Ninguno de los niños que había en el arcón era Tomás, así que prosiguió con la búsqueda. Su madre le había dicho que no corriese por la casa, pero él sabía que así se le escaparía. Ella parecía no entender la importancia del juego; siempre colgada al teléfono, inventando excusas para no dejarle ver a su padre en el hospital. Pero no la odiaba por eso. Bajaba al sótano de puntillas cuando se topó con ella, que, compungida, le recordaba que era la hora de la medicina. El siempre se la tomaba sin rechistar, aunque fastidiado, porque sabía que así no iba a encontrar a ninguno de los niños.
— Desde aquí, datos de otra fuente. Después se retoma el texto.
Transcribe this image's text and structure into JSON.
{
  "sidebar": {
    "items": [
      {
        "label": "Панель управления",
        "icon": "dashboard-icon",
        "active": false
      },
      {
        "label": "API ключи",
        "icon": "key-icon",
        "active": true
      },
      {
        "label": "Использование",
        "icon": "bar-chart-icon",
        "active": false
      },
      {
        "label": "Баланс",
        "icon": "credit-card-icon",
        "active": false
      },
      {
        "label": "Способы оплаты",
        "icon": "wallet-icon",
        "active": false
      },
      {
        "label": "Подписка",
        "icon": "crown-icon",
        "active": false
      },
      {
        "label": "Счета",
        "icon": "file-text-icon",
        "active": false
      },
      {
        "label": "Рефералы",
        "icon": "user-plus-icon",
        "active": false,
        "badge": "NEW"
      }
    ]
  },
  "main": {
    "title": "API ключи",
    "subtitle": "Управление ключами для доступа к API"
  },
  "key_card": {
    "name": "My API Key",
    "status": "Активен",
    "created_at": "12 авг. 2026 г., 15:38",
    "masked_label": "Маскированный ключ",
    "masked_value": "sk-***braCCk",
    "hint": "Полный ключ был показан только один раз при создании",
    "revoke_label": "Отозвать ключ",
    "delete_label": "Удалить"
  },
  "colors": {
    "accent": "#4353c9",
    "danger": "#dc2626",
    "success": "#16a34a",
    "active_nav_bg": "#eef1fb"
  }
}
Delirios en el palanquín (2019)

Cuando se ausentaba de casa, me retrepaba en la improvisada cama y lo observaba abandonar el recinto, a hurtadillas, a través de un angosto tragaluz. Solo, entonces, eludía el tácito toque de queda que me habían impuesto y me deslizaba a la sala de reliquias sin que nadie se percatara. Durante escasas horas, trataba de poner en funcionamiento una desvencijada radio, intentando rehuir todo pensamiento de futilidad. Cuando regresaba, yo ya estaba preparado, ataviado con la túnica de maestro de ceremonias. Siempre, entonces, se oían los fúnebres cánticos y descendíamos al sótano a reunirnos con el resto, mientras anhelaba la llegada del aciago día.

Worms in the mindfields (2009)

Sentía retozar por entre materia muerta en descomposición. Notaba cada gránulo del mesocarpo restregarse por mi resbaladizo y alargado cuerpo. Al retorcerme, podía escuchar el chapoteo de mi anillada fisonomía sobre el necrótico tejido de la manzana. Sabía que aquello era asqueroso, enfermizo, y que tendría que estar sintiendo náuseas, pero en aquel entonces, todo aquello me agradaba. El olor a putrefacción me hacía apretar las mandíbulas hasta el límite de hacer rechinar los dientes, como si se tratase de fluidos corporales de un cuerpo femenino.